2012, Olivier, autiste Asperger, se retrouve sur le plateau de Questions pour un champion, opposé à des supers champions. Son but ? Gagner évidemment. La partie sera rude, entrecoupée d'épisodes de sa vie, de ses pensées intimes ou pas, de ses rêves, ...
Résumé volontairement succinct, car finalement ce livre n'est que cela. Mais quel brio ! Il débute avec un court autoportrait fait de petites phrases, parfois drôles, parfois moins, à la manière de l'Autoportrait d'Edouard Levé, que j'ai beaucoup aimé et qui traîne encore et toujours sur mon chevet. "Je suis autiste Asperger. Ce n'est pas une maladie, je vous rassure. C'est une différence. Je préfère réaliser des activités seul plutôt qu'avec d'autres personnes. J'aime faire les choses de la même manière. Je prépare toujours les croque-monsieur avec le même Leerdammer." (p.11) (à lire l'entièreté de ces pages, je dois avoir des côtés Asperger)
Puis, construit en chapitres qui reprennent les manches -enfin, c'est ce que j'ai compris, n'ayant jamais regardé ce jeu-de Questions pour un champion (QPUC pour les initiés) : Les neuf poins gagnants, Le quatre à la suite, Le face-à-face, Super champion, ce livre sous-titré : romance télévisuelle avec mésanges parle d'Olivier, de son enfance et adolescence pas facile avec sa différence que les autres collégiens lui ont fait payer au prix fort, certains profs également, de sa difficulté à nouer des relations avec ses pairs, avec les femmes.
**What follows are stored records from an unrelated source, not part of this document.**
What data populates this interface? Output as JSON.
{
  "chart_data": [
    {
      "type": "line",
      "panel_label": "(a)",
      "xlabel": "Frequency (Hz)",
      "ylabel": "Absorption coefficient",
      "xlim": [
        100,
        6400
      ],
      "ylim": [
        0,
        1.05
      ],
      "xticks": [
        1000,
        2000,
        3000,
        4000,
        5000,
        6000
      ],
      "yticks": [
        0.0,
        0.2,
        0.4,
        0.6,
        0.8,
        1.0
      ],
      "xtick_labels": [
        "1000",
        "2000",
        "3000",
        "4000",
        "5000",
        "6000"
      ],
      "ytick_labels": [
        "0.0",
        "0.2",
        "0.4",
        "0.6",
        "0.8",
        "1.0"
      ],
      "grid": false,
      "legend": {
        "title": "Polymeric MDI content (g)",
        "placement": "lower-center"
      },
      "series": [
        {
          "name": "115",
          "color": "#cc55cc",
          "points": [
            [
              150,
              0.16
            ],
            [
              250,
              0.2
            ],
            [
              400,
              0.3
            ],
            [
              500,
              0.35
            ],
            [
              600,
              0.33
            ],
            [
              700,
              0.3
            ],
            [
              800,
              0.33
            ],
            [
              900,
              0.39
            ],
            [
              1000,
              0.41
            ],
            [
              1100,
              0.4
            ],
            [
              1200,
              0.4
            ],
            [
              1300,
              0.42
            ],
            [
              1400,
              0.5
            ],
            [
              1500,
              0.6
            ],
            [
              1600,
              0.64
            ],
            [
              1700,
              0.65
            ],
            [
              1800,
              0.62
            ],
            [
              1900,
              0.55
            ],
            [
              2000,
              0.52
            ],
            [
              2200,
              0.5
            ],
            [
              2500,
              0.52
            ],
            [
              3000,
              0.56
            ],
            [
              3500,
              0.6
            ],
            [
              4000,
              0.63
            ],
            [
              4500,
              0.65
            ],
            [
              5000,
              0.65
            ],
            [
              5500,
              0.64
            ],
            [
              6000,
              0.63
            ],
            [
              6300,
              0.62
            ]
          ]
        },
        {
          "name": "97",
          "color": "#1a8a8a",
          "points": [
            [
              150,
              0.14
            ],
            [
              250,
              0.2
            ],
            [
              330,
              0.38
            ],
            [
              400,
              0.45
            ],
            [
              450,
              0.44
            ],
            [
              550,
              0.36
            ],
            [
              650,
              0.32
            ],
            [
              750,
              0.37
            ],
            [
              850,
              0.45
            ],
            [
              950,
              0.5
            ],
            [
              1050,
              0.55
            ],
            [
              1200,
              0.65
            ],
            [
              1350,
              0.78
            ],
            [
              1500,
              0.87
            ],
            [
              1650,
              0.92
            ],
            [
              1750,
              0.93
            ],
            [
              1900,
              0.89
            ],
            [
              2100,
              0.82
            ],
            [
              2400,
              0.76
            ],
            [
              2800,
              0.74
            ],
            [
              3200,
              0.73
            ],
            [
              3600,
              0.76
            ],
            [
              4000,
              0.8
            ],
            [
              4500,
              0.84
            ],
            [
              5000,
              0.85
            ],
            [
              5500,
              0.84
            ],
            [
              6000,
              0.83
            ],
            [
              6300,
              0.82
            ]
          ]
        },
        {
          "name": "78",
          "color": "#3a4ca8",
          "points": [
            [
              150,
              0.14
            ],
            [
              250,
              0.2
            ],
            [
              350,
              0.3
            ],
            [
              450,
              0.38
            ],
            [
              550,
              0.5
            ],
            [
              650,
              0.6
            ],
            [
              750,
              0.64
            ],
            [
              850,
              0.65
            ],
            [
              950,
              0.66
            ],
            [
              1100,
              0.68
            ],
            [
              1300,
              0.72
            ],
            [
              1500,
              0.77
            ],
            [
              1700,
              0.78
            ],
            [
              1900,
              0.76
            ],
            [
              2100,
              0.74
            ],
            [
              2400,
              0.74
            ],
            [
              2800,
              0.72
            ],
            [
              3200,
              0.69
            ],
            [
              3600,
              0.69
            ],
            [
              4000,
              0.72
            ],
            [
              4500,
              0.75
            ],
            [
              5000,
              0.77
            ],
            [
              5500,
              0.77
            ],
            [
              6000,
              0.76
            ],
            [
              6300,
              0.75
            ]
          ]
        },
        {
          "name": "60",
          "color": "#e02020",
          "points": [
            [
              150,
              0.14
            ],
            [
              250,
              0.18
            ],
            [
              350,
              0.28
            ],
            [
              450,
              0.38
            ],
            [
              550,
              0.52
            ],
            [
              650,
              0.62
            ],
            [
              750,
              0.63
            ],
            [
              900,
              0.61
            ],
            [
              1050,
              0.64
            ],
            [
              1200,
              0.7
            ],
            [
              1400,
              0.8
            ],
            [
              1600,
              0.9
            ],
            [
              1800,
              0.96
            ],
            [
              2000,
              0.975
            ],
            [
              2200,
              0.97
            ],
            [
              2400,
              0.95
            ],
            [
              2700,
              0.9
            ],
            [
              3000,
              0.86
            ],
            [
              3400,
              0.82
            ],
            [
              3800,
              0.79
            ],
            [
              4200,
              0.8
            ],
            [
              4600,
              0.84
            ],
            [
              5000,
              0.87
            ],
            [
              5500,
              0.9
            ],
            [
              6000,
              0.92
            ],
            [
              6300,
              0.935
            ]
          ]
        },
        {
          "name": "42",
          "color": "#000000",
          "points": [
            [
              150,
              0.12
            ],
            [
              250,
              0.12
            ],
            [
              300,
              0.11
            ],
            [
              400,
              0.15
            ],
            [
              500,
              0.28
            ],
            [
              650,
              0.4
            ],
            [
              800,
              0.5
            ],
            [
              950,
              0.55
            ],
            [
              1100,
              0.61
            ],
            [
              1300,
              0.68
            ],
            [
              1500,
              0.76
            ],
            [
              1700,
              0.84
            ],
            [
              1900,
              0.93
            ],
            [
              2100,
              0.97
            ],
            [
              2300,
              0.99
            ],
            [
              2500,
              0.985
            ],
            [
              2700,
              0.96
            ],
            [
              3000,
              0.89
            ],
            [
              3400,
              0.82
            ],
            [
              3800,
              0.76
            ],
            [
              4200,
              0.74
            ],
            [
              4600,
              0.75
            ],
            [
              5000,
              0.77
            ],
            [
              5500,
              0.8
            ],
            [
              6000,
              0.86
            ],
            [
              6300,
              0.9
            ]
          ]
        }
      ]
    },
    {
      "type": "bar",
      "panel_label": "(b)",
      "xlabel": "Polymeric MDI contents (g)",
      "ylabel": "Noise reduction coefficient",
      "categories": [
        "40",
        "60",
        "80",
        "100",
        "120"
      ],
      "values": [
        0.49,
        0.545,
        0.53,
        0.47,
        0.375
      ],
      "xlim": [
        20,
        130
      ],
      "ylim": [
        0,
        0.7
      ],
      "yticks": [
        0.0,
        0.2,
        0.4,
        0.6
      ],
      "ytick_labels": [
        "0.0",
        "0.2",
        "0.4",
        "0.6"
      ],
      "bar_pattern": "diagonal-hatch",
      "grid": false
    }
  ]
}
Non-amateurs ou non-connaisseurs de l'émission naguère présentée par l’inénarrable Julien Lepers, ne fuyez pas, je le disais plus haut, je n'ai jamais regardé ce programme et j'ai beaucoup aimé cette "romance télévisuelle". Là où certains prennent le prétexte d'un auteur ou d'une oeuvre pour parler d'eux, de leurs peurs, leurs questions, leurs désirs, leurs points de vue sur la société, ... (cf. par exemple, l'excellentissime Quichotte, portrait chevaleresque de Eric Pessan), Olivier Liron prend un jeu populaire. Il parle de ses origines, de sa mère, de la violence qu'il a subi enfant, de sa découverte de la peinture, notamment Mark Rothko : "Je me suis assis et j'ai regardé le pourpre. J'ai commencé à percevoir des nuances extrêmement fortes. Du rouge brunâtre, du carmin, du vermillon et du bleu lilas, du rose lilas, des couleurs boueuses... Et à force de regarder le pourpre, je suis entré dans le pourpre, j'ai senti une petite secousse de plaisir dans le bas du dos, une secousse de plaisir qui a explosé en moi en millions d'échardes de lumière. J'avais des orgasmes de nuance." (p.106/107)
Puis, retour au jeu et au suspense puisque évidemment, j'ai eu très envie qu'il gagne voire qu'il pulvérise les autres candidats -qui, d'ailleurs s'ils lisent ce livre risquent d'être surpris de leurs portraits pas toujours flatteurs, mais vus par les yeux d'un adversaire. Olivier Liron construit son roman comme un polar, faisant durer le plaisir et le suspense, ses apartés jouant le rôle de repos du lecteur mais aussi avec son impatience à connaître le dénouement de la partie.
"Quand on ne peut pas parler, on construit des forteresses. Ma forteresse à moi est faite de solitude et de colère. Ma forteresse à moi est faite de poésie et de silence. Ma forteresse à moi est faite d'un long hurlement. Ma forteresse à moi est imprenable. Et j'en suis le prisonnier." (p.152) Dernier extrait qui, pour moi, résume assez bien son livre, entre douceur et violence.